Even then, they’ll often choose leaves at the top of the tallest trees that contain more liquid and nutrients – only the best for Australia’s koalas.
‘Koala’ is thought to mean ‘no drink’ in a local indigenous language
It was thought that koalas didn’t need to drink because of the moisture they get from munching on juicy eucalyptus leaves all day. However, they do drink from various water sources when needed, especially during heatwaves, times of drought and fire.
Koalas can sleep up to 18 hours a day
Despite the rumours, koalas don’t “get high” or “drugged out” on eucalyptus leaves. It’s because the leaves are so low in nutrients that koalas need more sleep than most animals. It basically helps them conserve energy.

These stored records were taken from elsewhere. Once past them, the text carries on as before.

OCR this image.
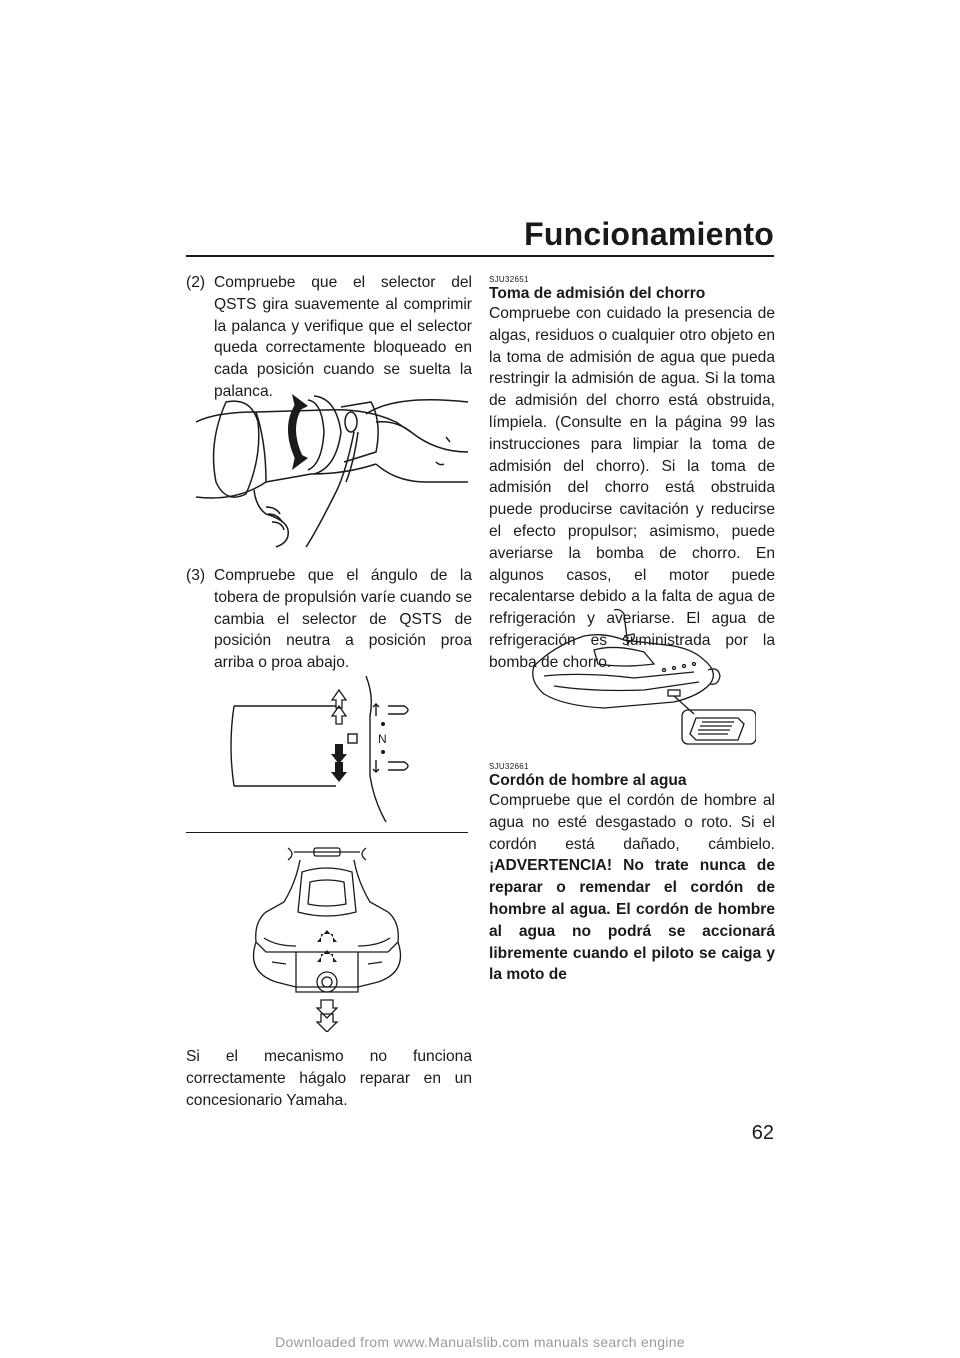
Funcionamiento
(2) Compruebe que el selector del QSTS gira suavemente al comprimir la palanca y verifique que el selector queda correctamente bloqueado en cada posición cuando se suelta la palanca.
(3) Compruebe que el ángulo de la tobera de propulsión varíe cuando se cambia el selector de QSTS de posición neutra a posición proa arriba o proa abajo.
N

Si el mecanismo no funciona correctamente hágalo reparar en un concesionario Yamaha.

SJU32651
Toma de admisión del chorro

Compruebe con cuidado la presencia de algas, residuos o cualquier otro objeto en la toma de admisión de agua que pueda restringir la admisión de agua. Si la toma de admisión del chorro está obstruida, límpiela. (Consulte en la página 99 las instrucciones para limpiar la toma de admisión del chorro). Si la toma de admisión del chorro está obstruida puede producirse cavitación y reducirse el efecto propulsor; asimismo, puede averiarse la bomba de chorro. En algunos casos, el motor puede recalentarse debido a la falta de agua de refrigeración y averiarse. El agua de refrigeración es suministrada por la bomba de chorro.

SJU32661
Cordón de hombre al agua

Compruebe que el cordón de hombre al agua no esté desgastado o roto. Si el cordón está dañado, cámbielo. ¡ADVERTENCIA! No trate nunca de reparar o remendar el cordón de hombre al agua. El cordón de hombre al agua no podrá se accionará libremente cuando el piloto se caiga y la moto de

62
Downloaded from www.Manualslib.com manuals search engine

Koala chlamydia is a serious disease
But it’s not the same strain of chlamydia that affects humans. Many koala populations are vulnerable to chlamydia, and it usually manifests when they’re in stressful situations. The disease can cause blindness and reproductive tract infections.
Koalas are losing their homes to excessive tree clearing
Many koala populations are faced with nowhere to go when their forest habitat is destroyed by deforestation. Tree clearing has tripled in NSW, leaving important koala habitats incredibly fragmented or completely lost.
With their trees gone, koalas are spending more time on the ground in search of food and shelter. Sadly, this is when they’re most vulnerable to being hit by vehicles, attacked by dogs or falling ill to stress-induced diseases like chlamydia.